Pan-European multilateral trading facilities (MTF) BATS Europe and Chi-X Europe have recorded strong starts to 2010, with both setting market share records in January.
BATS Europe has also reached turnover records in both its dark pool and displayed platform. According to its own figures, BATS Europe reported a record one-day turnover of €1.65 billion on its displayed book on 19 January, surpassing its previous high of €1.62 billion set on 15 January. BATS’ dark pool, which launched last August traded €73 million on 15 January.
The MTF reached one-day market share highs of 10.18% in the UK FTSE 100 index and 9.9% in the Italian FTSE MIB index on 6 January, which boosted its overall share of European trading to 5% on that day.
Chi-X Europe has also enjoyed a good start to the year. According to its own figures for 19 January, the MTF attained a 16.81% pan-European market share, putting it ahead of exchange group NYSE Euronext, which achieved a 15.59% market share that day, for the first time.
In addition, Chi-X Europe recorded new market share highs yesterday in FTSE 100 stocks of 27.1%, in BEL 20 stocks of 20.94%, in CAC 40 stocks of 23.07% and AEX 25 stocks of 22.73%.
Other MTFs, including Turquoise, Nasdaq OMX Europe and NYSE Arca Europe, have had a more static start to the year according to BATS’s numbers. The pan-European market share of Turquoise, which will be integrated with the London Stock Exchange next month, has stayed between 2.6% and 3.31% since 4 January, similar to its performance at the end of last year, Nasdaq OMX Europe has only reached 0.94% on a pan-European basis so far this year while NYSE Arca Europe has struggled to break the 0.25% mark.
According to BATS Europe CEO Mark Hemsley, his platform’s good start to the year stems from the addition of new members at the end of 2009 and knock-on effects from aggressive pricing last year.
“As well as new participants starting the connectivity process towards the end of last year, other members who joined following our inverted price promotion last year have also received certification to start trading on BATS Europe,” said Hemsley.
Using the same strategy as its US parent, BATS Europe embarked on price promotions for specific indices last year that rebated members more for adding liquidity than it charged them for removing it. In September, for example, the MTF paid liquidity posters 0.40 basis points and charged liquidity takers 0.20 bps for FTSE 100 stocks. As a result, the MTF’s market share of FTSE 100 trading grew to 7.21% for September from 4.11% in August.

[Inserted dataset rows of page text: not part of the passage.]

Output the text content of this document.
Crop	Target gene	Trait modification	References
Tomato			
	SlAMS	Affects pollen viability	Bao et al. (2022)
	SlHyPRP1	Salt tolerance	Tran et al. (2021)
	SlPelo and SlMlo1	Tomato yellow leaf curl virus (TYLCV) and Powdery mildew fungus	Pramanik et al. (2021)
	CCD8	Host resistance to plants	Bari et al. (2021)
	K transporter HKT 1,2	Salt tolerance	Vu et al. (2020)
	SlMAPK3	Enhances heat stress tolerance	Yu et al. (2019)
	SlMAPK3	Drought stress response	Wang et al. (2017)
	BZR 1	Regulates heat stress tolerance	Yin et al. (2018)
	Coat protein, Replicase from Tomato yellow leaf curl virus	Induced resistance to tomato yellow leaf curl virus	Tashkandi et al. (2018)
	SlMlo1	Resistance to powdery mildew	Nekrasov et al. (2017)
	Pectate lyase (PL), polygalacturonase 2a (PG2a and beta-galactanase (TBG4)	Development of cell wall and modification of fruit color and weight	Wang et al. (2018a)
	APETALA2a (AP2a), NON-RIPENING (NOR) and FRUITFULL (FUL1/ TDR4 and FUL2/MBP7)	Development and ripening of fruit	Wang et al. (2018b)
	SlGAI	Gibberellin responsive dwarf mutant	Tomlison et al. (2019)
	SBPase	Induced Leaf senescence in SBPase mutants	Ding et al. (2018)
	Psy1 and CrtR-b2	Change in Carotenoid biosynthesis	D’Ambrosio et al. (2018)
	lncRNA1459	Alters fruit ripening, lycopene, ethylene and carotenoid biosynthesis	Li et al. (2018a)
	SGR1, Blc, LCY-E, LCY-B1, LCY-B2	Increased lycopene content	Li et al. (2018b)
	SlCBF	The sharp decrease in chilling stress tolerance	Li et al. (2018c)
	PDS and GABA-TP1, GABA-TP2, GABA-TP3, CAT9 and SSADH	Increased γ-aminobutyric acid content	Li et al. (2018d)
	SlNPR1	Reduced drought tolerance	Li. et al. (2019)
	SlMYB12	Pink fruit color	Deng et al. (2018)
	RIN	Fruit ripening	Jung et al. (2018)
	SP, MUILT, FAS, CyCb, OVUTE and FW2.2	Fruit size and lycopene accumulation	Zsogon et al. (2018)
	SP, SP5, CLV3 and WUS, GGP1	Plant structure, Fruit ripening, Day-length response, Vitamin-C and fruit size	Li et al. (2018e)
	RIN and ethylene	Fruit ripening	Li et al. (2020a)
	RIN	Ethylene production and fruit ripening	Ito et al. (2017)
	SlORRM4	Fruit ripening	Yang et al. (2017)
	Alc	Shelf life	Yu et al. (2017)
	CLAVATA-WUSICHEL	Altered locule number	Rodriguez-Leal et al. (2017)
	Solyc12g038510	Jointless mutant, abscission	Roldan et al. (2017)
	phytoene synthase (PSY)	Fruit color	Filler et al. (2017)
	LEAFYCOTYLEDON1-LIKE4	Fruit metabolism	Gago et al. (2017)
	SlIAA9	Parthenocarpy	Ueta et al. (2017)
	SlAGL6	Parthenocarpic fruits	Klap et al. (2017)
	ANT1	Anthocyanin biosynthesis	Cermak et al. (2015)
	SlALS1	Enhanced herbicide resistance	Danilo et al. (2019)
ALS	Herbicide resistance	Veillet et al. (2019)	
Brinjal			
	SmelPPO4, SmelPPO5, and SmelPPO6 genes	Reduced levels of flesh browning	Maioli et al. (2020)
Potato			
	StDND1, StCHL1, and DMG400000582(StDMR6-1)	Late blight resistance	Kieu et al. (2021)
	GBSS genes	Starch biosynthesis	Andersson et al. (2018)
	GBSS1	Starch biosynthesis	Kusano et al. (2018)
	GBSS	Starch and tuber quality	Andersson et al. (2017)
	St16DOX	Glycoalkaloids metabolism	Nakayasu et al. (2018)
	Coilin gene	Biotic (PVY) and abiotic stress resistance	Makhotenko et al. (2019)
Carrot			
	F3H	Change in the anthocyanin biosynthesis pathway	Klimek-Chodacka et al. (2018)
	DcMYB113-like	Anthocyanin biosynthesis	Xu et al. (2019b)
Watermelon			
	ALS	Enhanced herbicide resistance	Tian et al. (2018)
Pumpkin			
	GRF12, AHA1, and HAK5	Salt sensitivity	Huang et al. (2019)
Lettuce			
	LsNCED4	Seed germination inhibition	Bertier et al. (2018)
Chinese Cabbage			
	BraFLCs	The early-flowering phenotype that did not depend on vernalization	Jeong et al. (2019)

Hemsley said the majority of new clients were broker-dealers or agency houses, but that some market-makers and proprietary trading firms, including stat-arb and high-frequency traders, were also among its new clientele. In addition, he noted that bulge-bracket firms have expanded their use of the MTF, and that their prop and hedging desks are now trading there as well as their electronic trading desks.
Having increased BATS Europe’s market share despite an overall trading activity slump in 2009, Hemsley is confident of growing the platform further in 2010.
“Our original target was to break even by the end of this year and we are fairly hopeful, market conditions withstanding, that this will be the case,” said Hemsley. “Our market share figures have been better than we expected, especially in FTSE 100 stocks, and this has compensated for the lower notional value traded across Europe last year.”